Он знал о разговорах солдат в харчевнях и сразу понял, что случилось что-то неприятное для наследника престола, которого армия обожала. Поэтому, подойдя к отряду, стоявшему на берегу, он придал своему лицу грозное выражение и, неистово размахивая руками, крикнул:
– Доблестные греческие солдаты! Собаки паршивые, чтоб вас источила проказа!.. Если с этой минуты кто-нибудь из греков произнесет в кабаке имя наследника престола, я разобью кувшин об его голову, а черепки всажу ему в глотку – и вон из полка!

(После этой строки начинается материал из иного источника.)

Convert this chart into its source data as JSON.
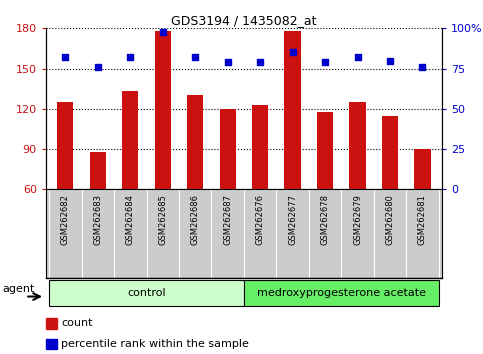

Будете свиней пасти у египетских мужиков, а в ваши шлемы куры станут яйца класть. Такая судьба ждет безмозглых солдат, не умеющих держать язык за зубами. А теперь – налево кругом и марш в лодку, чтоб вас мор истребил! Солдат царя должен прежде всего пить за здоровье фараона и благороднейшего военного министра Херихора – да живут они вечно!
– Да живут вечно! – повторили солдаты.
Все сели в лодку хмурые. Однако, подъезжая к Мемфису, Патрокл расправил морщины на лбу и велел запеть песню, под которую особенно легко шагалось и особенно бойко ударяли о воду весла. Это была песня про дочь жреца, которая так любила военных, что клала в свою постель куклу, а сама проводила все ночи с часовыми в караульной.

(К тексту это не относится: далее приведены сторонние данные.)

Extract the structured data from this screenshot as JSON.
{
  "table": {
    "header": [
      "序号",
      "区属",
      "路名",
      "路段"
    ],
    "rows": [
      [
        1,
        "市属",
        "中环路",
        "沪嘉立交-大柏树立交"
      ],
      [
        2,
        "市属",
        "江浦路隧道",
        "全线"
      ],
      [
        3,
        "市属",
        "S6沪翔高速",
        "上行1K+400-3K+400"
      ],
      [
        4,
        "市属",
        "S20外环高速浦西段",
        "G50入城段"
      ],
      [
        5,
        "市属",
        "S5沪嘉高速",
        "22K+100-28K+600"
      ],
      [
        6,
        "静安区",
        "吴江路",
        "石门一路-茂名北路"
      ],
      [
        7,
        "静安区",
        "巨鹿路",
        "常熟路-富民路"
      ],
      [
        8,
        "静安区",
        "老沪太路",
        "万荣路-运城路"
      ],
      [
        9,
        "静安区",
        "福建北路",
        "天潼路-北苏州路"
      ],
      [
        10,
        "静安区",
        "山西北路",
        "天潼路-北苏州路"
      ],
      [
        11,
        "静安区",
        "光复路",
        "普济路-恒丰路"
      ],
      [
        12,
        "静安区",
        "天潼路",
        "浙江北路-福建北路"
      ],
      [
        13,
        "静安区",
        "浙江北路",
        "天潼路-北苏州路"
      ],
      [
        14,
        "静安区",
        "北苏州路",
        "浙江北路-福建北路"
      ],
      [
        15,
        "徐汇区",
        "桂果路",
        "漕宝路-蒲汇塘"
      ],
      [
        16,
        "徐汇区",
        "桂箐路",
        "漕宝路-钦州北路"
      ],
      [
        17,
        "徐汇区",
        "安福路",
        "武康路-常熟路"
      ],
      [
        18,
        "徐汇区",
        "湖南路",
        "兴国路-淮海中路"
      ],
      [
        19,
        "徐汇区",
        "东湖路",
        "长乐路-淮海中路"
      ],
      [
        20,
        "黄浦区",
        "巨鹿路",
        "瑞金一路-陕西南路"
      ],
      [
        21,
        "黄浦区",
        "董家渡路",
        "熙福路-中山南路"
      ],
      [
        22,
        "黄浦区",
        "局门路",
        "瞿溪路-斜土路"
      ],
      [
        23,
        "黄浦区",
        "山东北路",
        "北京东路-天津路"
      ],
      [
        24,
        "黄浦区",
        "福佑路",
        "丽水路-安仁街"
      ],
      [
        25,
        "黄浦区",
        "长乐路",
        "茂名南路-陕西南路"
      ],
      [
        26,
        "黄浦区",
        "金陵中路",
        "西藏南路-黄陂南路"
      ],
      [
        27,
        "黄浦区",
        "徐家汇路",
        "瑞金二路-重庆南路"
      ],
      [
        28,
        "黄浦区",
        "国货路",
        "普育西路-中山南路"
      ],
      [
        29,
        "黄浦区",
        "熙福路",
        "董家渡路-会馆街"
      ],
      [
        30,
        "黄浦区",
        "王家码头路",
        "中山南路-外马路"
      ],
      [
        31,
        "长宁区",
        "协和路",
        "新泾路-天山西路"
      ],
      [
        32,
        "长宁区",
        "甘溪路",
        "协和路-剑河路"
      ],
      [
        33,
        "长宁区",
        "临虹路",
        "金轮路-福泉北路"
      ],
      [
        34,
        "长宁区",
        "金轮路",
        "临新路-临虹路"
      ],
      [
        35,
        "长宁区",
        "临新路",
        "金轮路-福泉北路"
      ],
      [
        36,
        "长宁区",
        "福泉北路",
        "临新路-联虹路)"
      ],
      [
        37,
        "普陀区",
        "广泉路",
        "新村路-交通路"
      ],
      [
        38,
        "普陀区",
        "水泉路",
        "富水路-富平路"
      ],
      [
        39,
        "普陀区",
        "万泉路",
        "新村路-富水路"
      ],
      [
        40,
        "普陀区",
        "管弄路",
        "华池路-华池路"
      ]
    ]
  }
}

Под вечер к хутору Сарры причалила другая лодка, из которой вышел на берег главный управляющий поместьями Рамсеса.
Царевич и этого вельможу принял в воротах сада – может быть, из строгости, а может быть, не желая, чтоб тот заходил в дом к наложнице-еврейке.
– Я хотел, – заявил наследник, – повидать тебя и сказать, что среди моих крестьян ходят какие-то нелепые россказни о снижении податей или о чем-то в этом роде… Надо, чтобы крестьяне знали, что я их от податей не избавлю. Если же кто-нибудь, несмотря на предупреждение, не перестанет болтать об этом, – будет наказан палками.
– Может быть, лучше брать с них штраф… дебен или драхму, как прикажешь? – вставил главный управляющий.
– Может быть… Пусть платят штраф, – ответил царевич после минутного раздумья.
– А не наказать ли самых строптивых палками, чтобы лучше помнили милостивый приказ?
– Можно. Пусть строптивых накажут палками.
– Осмелюсь доложить, – проговорил шепотом, не разгибая спины, управляющий, – что одно время крестьяне, подстрекаемые каким-то неизвестным, действительно говорили о снятии налогов. Но вот уже несколько дней, как эти разговоры вдруг прекратились.